Viardot Alexander, Purtell Louise, Nguyen Tuan V, Campbell Lesley V
Diabetes and Metabolism Division, Garvan Institute of Medical Research, Darlinghurst, NSW, Australia.
Department of Endocrinology, St Vincent's Hospital Sydney, Darlinghurst, NSW, Australia.
Front Endocrinol (Lausanne). 2018 Aug 22;9:480. doi: 10.3389/fendo.2018.00480. eCollection 2018.
Low bone mineral density (BMD) is the most important risk factor for fragility fracture. Body weight is a simple screening predictor of difference in BMD between individuals. However, it is not clear which component of body weight, lean (LM), or fat mass (FM), is associated with BMD. People with the genetic disorder of Prader-Willi syndrome (PWS) uniquely have a reduced LM despite increased FM. We sought to define the individual impact of LM and FM on BMD by investigating subjects with and without PWS. This cross-sectional study was conducted at the Clinical Research Facility of the Garvan Institute of Medical Research, with PWS and control participants recruited from a specialized PWS clinic and from the general public by advertisement, respectively. The study involved 11 adults with PWS, who were age- and sex-matched with 12 obese individuals (Obese group) and 10 lean individuals (Lean group). Whole body BMD was measured by dual-energy X-ray absorptiometry. Total body FM and LM were derived from the whole body scan. Differences in BMD between groups were assessed by the analysis of covariance model, taking into account the effects of LM and FM. The PWS group had significantly shorter height than the lean and obese groups. As expected, there was no significant difference in FM between the Obese and PWS group, and no significant difference in LM between the Lean and PWS group. However, obese individuals had greater LM than lean individuals. BMD in lean individuals was significantly lower than in PWS individuals (1.13 g/cm vs. 1.21 g/cm, < 0.05) and obese individuals (1.13 g/cm vs. 1.25 g/cm, < 0.05). After adjusting for both LM and FM, there was no significant difference in BMD between groups, and the only significant predictor of BMD was LM. These data from the human genetic model Prader-Willi syndrome suggest that LM is a stronger determinant of BMD than fat mass.

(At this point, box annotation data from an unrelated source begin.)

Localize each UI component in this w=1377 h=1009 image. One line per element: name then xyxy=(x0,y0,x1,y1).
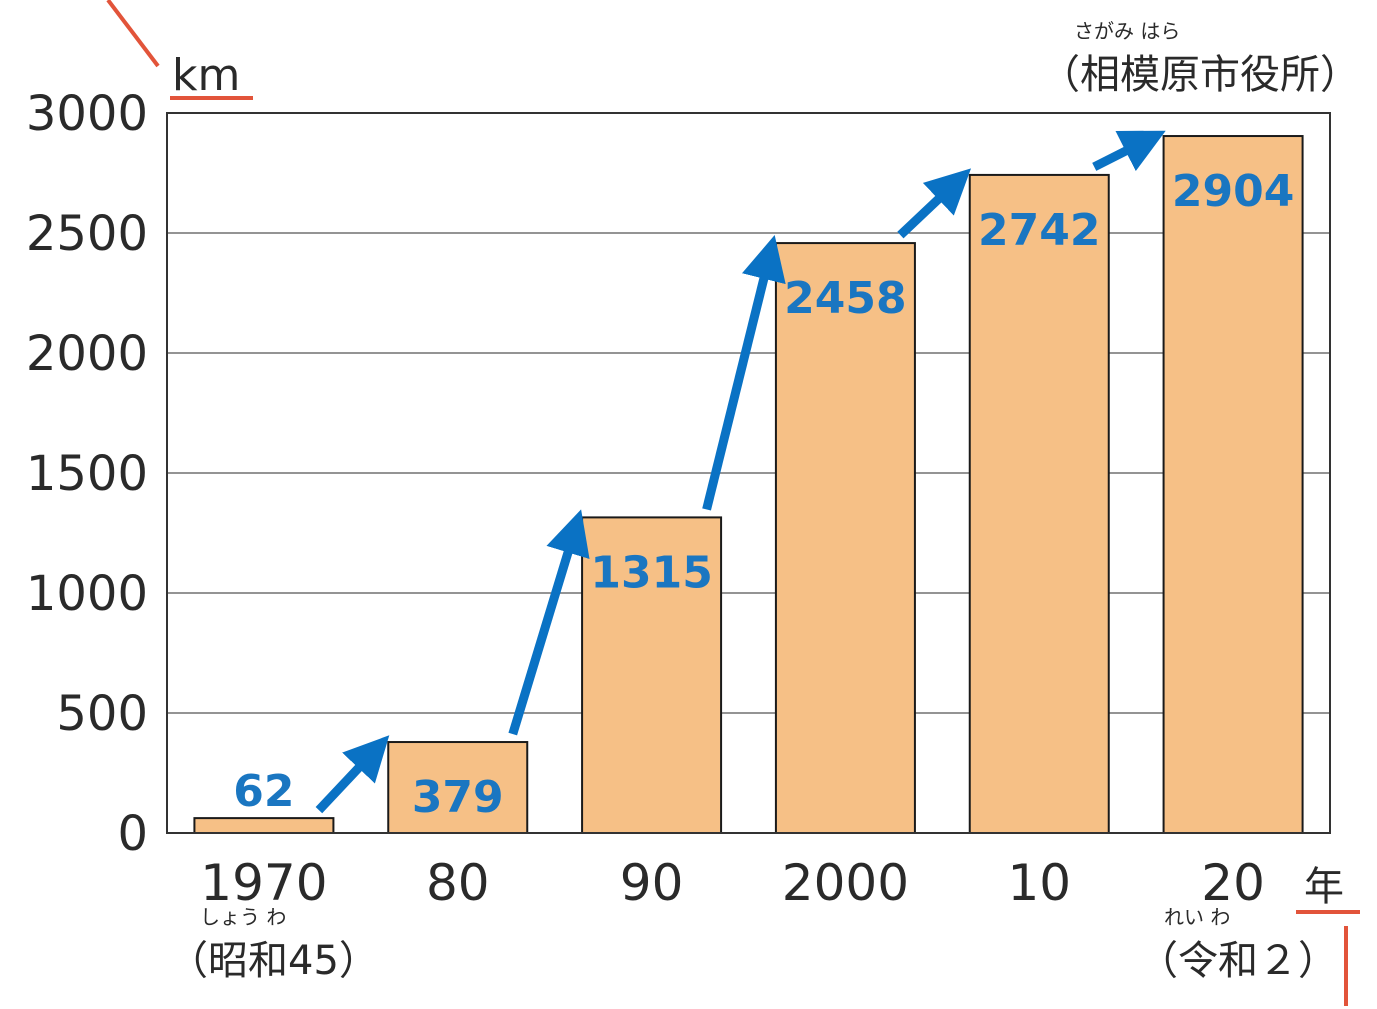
trend-arrow xyxy=(897,168,972,239)
y-tick-label: 1000 xyxy=(26,566,148,622)
bar xyxy=(1162,135,1304,835)
source-label: （相模原市役所） xyxy=(1040,52,1360,98)
value-labels: 62 379 1315 2458 2742 2904 xyxy=(233,166,1294,823)
y-tick-label: 1500 xyxy=(26,446,148,502)
y-tick-label: 3000 xyxy=(26,86,148,142)
plot-frame xyxy=(166,112,1331,834)
trend-arrow xyxy=(315,735,390,814)
x-tick-label: 1970 xyxy=(200,854,327,912)
y-axis-ticks: 0 500 1000 1500 2000 2500 3000 xyxy=(26,86,148,862)
x-tick-label: 90 xyxy=(620,854,684,912)
accent-line-top-left xyxy=(106,0,160,68)
trend-arrow xyxy=(702,235,786,511)
data-label: 1315 xyxy=(590,547,712,598)
y-tick-label: 500 xyxy=(56,686,148,742)
source-ruby: さがみ はら xyxy=(1074,19,1180,43)
data-label: 62 xyxy=(233,766,294,817)
data-label: 2904 xyxy=(1172,166,1294,217)
trend-arrows xyxy=(315,130,1166,814)
bars xyxy=(193,135,1304,835)
y-tick-label: 2500 xyxy=(26,206,148,262)
x-tick-label: 2000 xyxy=(782,854,909,912)
data-label: 379 xyxy=(412,772,504,823)
y-tick-label: 2000 xyxy=(26,326,148,382)
data-label: 2458 xyxy=(784,273,906,324)
era-ruby-showa: しょう わ xyxy=(200,905,286,929)
x-tick-label: 20 xyxy=(1201,854,1265,912)
bar xyxy=(968,173,1110,835)
y-unit-label: km xyxy=(172,50,240,101)
bar xyxy=(774,242,916,834)
era-label-reiwa: （令和２） xyxy=(1138,938,1338,984)
bar xyxy=(581,516,723,835)
x-tick-label: 80 xyxy=(426,854,490,912)
era-ruby-reiwa: れい わ xyxy=(1164,905,1230,929)
bar xyxy=(193,817,335,834)
trend-arrow xyxy=(1092,130,1166,172)
era-label-showa: （昭和45） xyxy=(168,938,379,984)
x-tick-label: 10 xyxy=(1007,854,1071,912)
x-axis-ticks: 1970 80 90 2000 10 20 xyxy=(200,854,1265,912)
x-unit-label: 年 xyxy=(1304,864,1344,910)
bar xyxy=(387,741,529,834)
trend-arrow xyxy=(508,509,590,736)
gridlines xyxy=(167,232,1330,714)
data-label: 2742 xyxy=(978,205,1100,256)
y-tick-label: 0 xyxy=(117,806,148,862)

低骨矿物质密度(BMD)是脆性骨折最重要的危险因素。体重是个体间BMD差异的一个简单筛查预测指标。然而,体重的哪个组成部分,即瘦体重(LM)或脂肪量(FM)与BMD相关尚不清楚。患有普拉德-威利综合征(PWS)这种遗传性疾病的人,尽管脂肪量增加,但瘦体重独特地减少。我们试图通过调查患有和未患有PWS的受试者来确定瘦体重和脂肪量对BMD的个体影响。这项横断面研究在加尔万医学研究所的临床研究设施进行,PWS参与者和对照参与者分别从一家专门的PWS诊所和通过广告从普通公众中招募。该研究纳入了11名患有PWS的成年人,他们在年龄和性别上与12名肥胖个体(肥胖组)和10名瘦个体(瘦组)相匹配。通过双能X线吸收法测量全身BMD。全身脂肪量和瘦体重来自全身扫描。考虑到瘦体重和脂肪量的影响,通过协方差分析模型评估组间BMD的差异。PWS组的身高明显低于瘦组和肥胖组。正如预期的那样,肥胖组和PWS组之间的脂肪量没有显著差异,瘦组和PWS组之间的瘦体重也没有显著差异。然而,肥胖个体的瘦体重比瘦个体更大。瘦个体的BMD显著低于PWS个体(1.13克/平方厘米对1.21克/平方厘米,<0.05)和肥胖个体(1.13克/平方厘米对1.25克/平方厘米,<0.05)。在对瘦体重和脂肪量进行调整后,组间BMD没有显著差异,BMD的唯一显著预测指标是瘦体重。这些来自人类遗传模型普拉德-威利综合征的数据表明,瘦体重比脂肪量是BMD更强的决定因素。